Global Gender Gap Report 2025 yang dirilis oleh World Economic Forum (WEF) menunjukkan bahwa jumlah perempuan yang berhasil mencapai posisi senior di seluruh dunia mengalami penurunan. Dari laporan yang mencakup 148 negara, data menunjukkan bahwa perempuan menyusun 41,2% dari total angkatan kerja global, tetapi hanya 28,8% yang berhasil mencapai posisi eksekutif atau manajemen tingkat atas. Angka ini menunjukkan perlambatan dari tren kenaikan sejak 2015, yang hanya naik tipis dari 25,7% ke 28,1% dalam kurun hampir satu dekade.
WEF dalam laporannya menyebutkan bahwa di banyak sektor, kenaikan di level puncak tidak diimbangi dengan promosi dari level menengah, yang dapat mengganggu kesinambungan talenta dalam jangka panjang. Saat ini, jalur karier non-linear menjadi semakin umum, terutama di kalangan perempuan, seiring dengan pengalaman lintas industri yang semakin meningkat. Meskipun keseluruhan indeks kesenjangan gender global membaik dan kini berada di angka 68,8%, yang mengalami peningkatan paling signifikan sejak pandemi COVID-19, kesetaraan penuh baru bisa tercapai dalam waktu 123 tahun mendatang dengan kecepatan saat ini.
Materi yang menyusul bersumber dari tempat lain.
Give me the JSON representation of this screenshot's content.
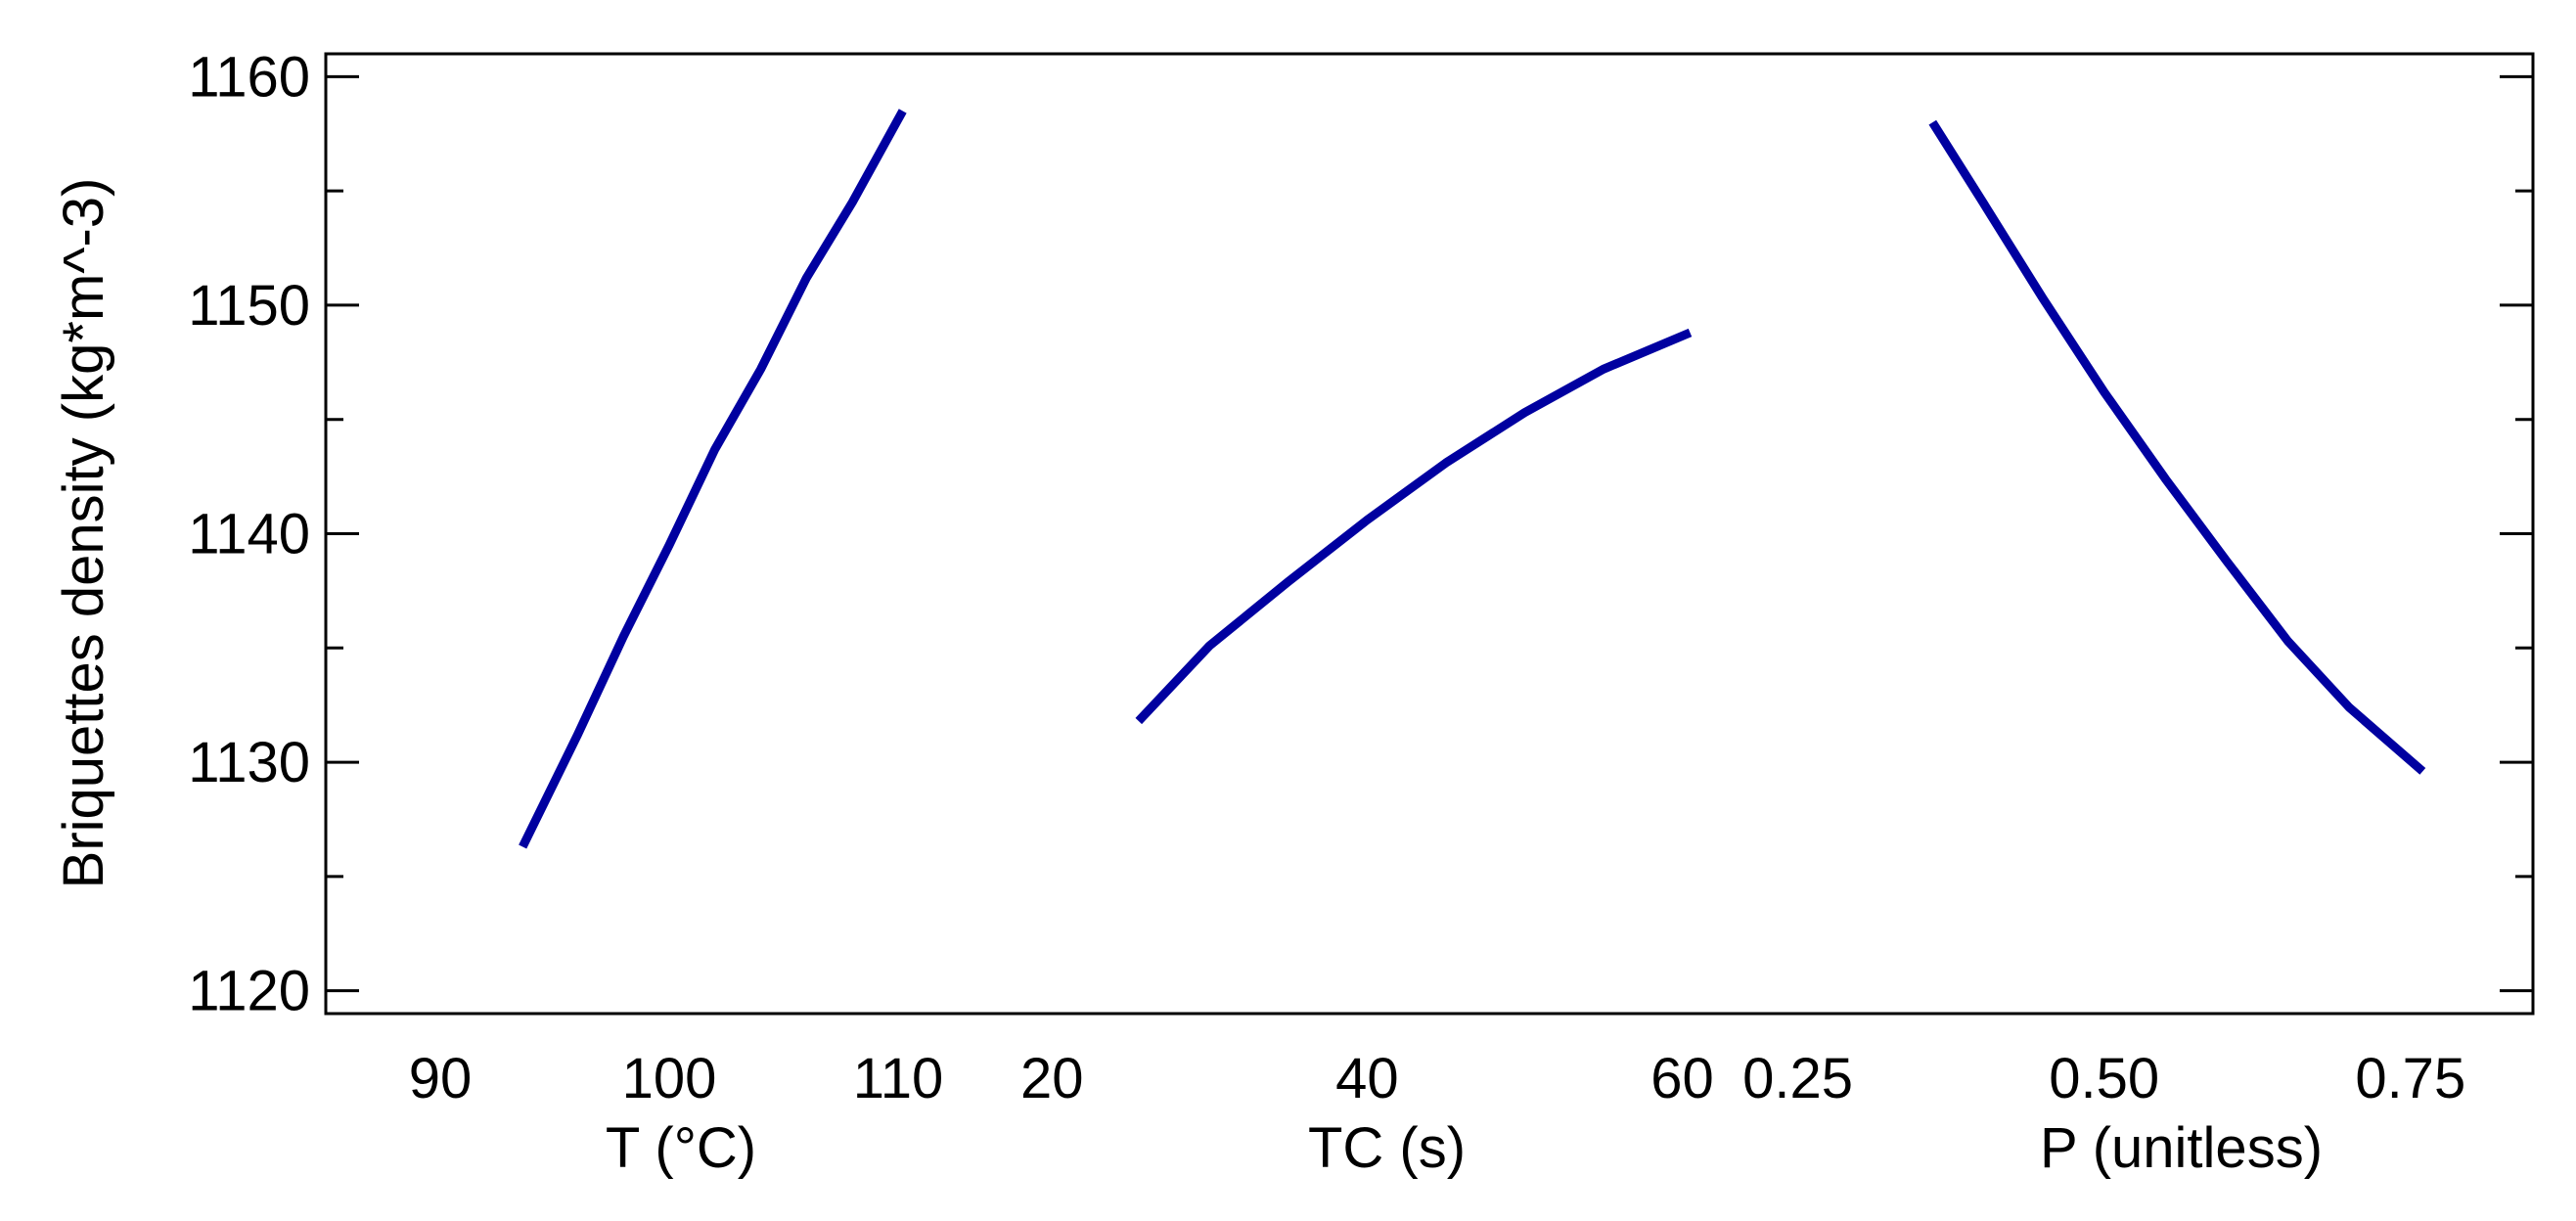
{
  "chart_data": {
    "type": "line",
    "ylabel": "Briquettes density (kg*m^-3)",
    "ylim": [
      1119,
      1161
    ],
    "y_ticks": [
      "1120",
      "1130",
      "1140",
      "1150",
      "1160"
    ],
    "y_tick_values": [
      1120,
      1130,
      1140,
      1150,
      1160
    ],
    "grid": false,
    "line_color": "#0000a0",
    "panels": [
      {
        "xlabel": "T (°C)",
        "xlim": [
          85,
          115
        ],
        "x_ticks": [
          "90",
          "100",
          "110"
        ],
        "x_tick_values": [
          90,
          100,
          110
        ],
        "series": [
          {
            "x": [
              93.6,
              96,
              98,
              100,
              102,
              104,
              106,
              108,
              110.2
            ],
            "y": [
              1126.3,
              1131.2,
              1135.5,
              1139.5,
              1143.7,
              1147.2,
              1151.2,
              1154.5,
              1158.5
            ]
          }
        ]
      },
      {
        "xlabel": "TC (s)",
        "xlim": [
          17.5,
          65
        ],
        "x_ticks": [
          "20",
          "40",
          "60"
        ],
        "x_tick_values": [
          20,
          40,
          60
        ],
        "series": [
          {
            "x": [
              25.5,
              30,
              35,
              40,
              45,
              50,
              55,
              60.5
            ],
            "y": [
              1131.8,
              1135.1,
              1137.9,
              1140.6,
              1143.1,
              1145.3,
              1147.2,
              1148.8
            ]
          }
        ]
      },
      {
        "xlabel": "P (unitless)",
        "xlim": [
          0.22,
          0.85
        ],
        "x_ticks": [
          "0.25",
          "0.50",
          "0.75"
        ],
        "x_tick_values": [
          0.25,
          0.5,
          0.75
        ],
        "series": [
          {
            "x": [
              0.36,
              0.4,
              0.45,
              0.5,
              0.55,
              0.6,
              0.65,
              0.7,
              0.76
            ],
            "y": [
              1158.0,
              1154.6,
              1150.3,
              1146.2,
              1142.4,
              1138.8,
              1135.3,
              1132.4,
              1129.6
            ]
          }
        ]
      }
    ]
  }
}
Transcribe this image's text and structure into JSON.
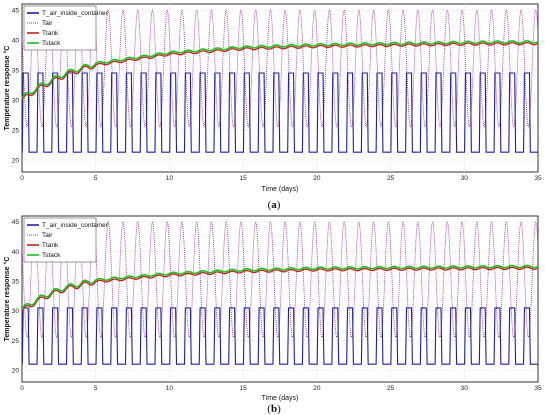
{
  "chart_data": [
    {
      "type": "line",
      "panel_label": "a",
      "xlabel": "Time (days)",
      "ylabel": "Temperature response °C",
      "xlim": [
        0,
        35
      ],
      "ylim": [
        18,
        46
      ],
      "xticks": [
        0,
        5,
        10,
        15,
        20,
        25,
        30,
        35
      ],
      "yticks": [
        20,
        25,
        30,
        35,
        40,
        45
      ],
      "grid": true,
      "legend_position": "top-left",
      "series": [
        {
          "name": "T_air_inside_container",
          "color": "#1f1fa8",
          "style": "solid",
          "pattern": "daily square wave",
          "low": 21.3,
          "high": 34.5,
          "period_days": 1
        },
        {
          "name": "Tair",
          "color": "#a0289f",
          "style": "dotted",
          "pattern": "daily oscillation",
          "min": 25.5,
          "max": 45,
          "period_days": 1
        },
        {
          "name": "Ttank",
          "color": "#c81e1e",
          "style": "solid",
          "x": [
            0,
            1,
            2,
            3,
            5,
            10,
            15,
            20,
            25,
            30,
            35
          ],
          "y": [
            30,
            31.7,
            33.0,
            34.2,
            35.8,
            37.6,
            38.5,
            38.9,
            39.1,
            39.3,
            39.4
          ]
        },
        {
          "name": "Tstack",
          "color": "#20c020",
          "style": "solid",
          "x": [
            0,
            1,
            2,
            3,
            5,
            10,
            15,
            20,
            25,
            30,
            35
          ],
          "y": [
            30.3,
            32.0,
            33.3,
            34.5,
            36.1,
            37.9,
            38.8,
            39.2,
            39.4,
            39.6,
            39.7
          ]
        }
      ]
    },
    {
      "type": "line",
      "panel_label": "b",
      "xlabel": "Time (days)",
      "ylabel": "Temperature response °C",
      "xlim": [
        0,
        35
      ],
      "ylim": [
        18,
        46
      ],
      "xticks": [
        0,
        5,
        10,
        15,
        20,
        25,
        30,
        35
      ],
      "yticks": [
        20,
        25,
        30,
        35,
        40,
        45
      ],
      "grid": true,
      "legend_position": "top-left",
      "series": [
        {
          "name": "T_air_inside_container",
          "color": "#1f1fa8",
          "style": "solid",
          "pattern": "daily square wave",
          "low": 21.0,
          "high": 30.5,
          "period_days": 1
        },
        {
          "name": "Tair",
          "color": "#a0289f",
          "style": "dotted",
          "pattern": "daily oscillation",
          "min": 25.5,
          "max": 45,
          "period_days": 1
        },
        {
          "name": "Ttank",
          "color": "#c81e1e",
          "style": "solid",
          "x": [
            0,
            1,
            2,
            3,
            5,
            10,
            15,
            20,
            25,
            30,
            35
          ],
          "y": [
            30,
            31.6,
            32.8,
            33.7,
            34.9,
            36.0,
            36.6,
            36.9,
            37.0,
            37.1,
            37.2
          ]
        },
        {
          "name": "Tstack",
          "color": "#20c020",
          "style": "solid",
          "x": [
            0,
            1,
            2,
            3,
            5,
            10,
            15,
            20,
            25,
            30,
            35
          ],
          "y": [
            30.3,
            31.9,
            33.1,
            34.0,
            35.2,
            36.3,
            36.9,
            37.2,
            37.3,
            37.4,
            37.5
          ]
        }
      ]
    }
  ]
}
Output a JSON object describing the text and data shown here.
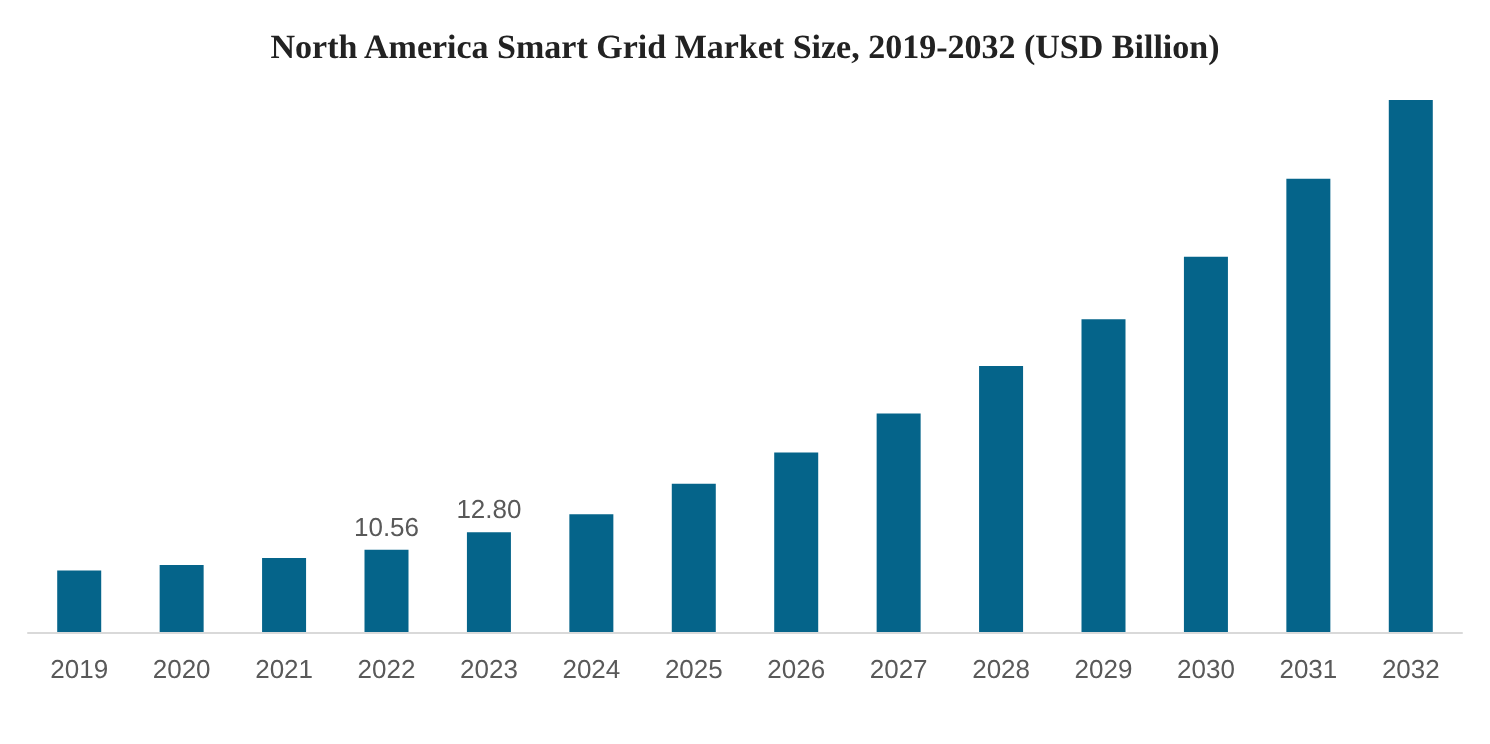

Negara Islandia mempertahankan posisinya sebagai negara paling setara gender selama 16 tahun berturut-turut dengan 92,6% kesenjangan gender telah ditutup. Sementara Finlandia, Norwegia, Inggris, dan Selandia Baru menempati lima besar negara paling progresif dalam hal kesetaraan gender.
Managing Director di WEF, Saadia Zahidi, menyatakan bahwa negara-negara yang berhasil mempersempit kesenjangan gender sedang mempersiapkan fondasi ekonomi yang lebih tangguh dan inovatif. Data dari LinkedIn juga menunjukkan bahwa mengecualikan perempuan dari posisi kepemimpinan akan berdampak negatif pada ekonomi, terutama di era transformasi digital dan kecerdasan buatan (AI), di mana keterampilan baru dari para pemimpin bisnis sangat diperlukan.
LinkedIn mencatat bahwa perempuan 20% lebih mungkin memiliki jalur karier yang bervariasi dan mengembangkan keterampilan beragam yang memungkinkan mereka untuk memimpin di tengah ekonomi berbasis AI. Global Head of Public Policy di LinkedIn, Sue Duke, menyatakan bahwa perempuan harus diberdayakan untuk memanfaatkan keterampilan dan keahlian yang telah mereka bangun lewat karier fleksibel. Dalam menghadapi perubahan ekonomi global yang dipicu oleh kecerdasan buatan, perempuan perlu diberikan dukungan untuk memanfaatkan potensi mereka secara maksimal.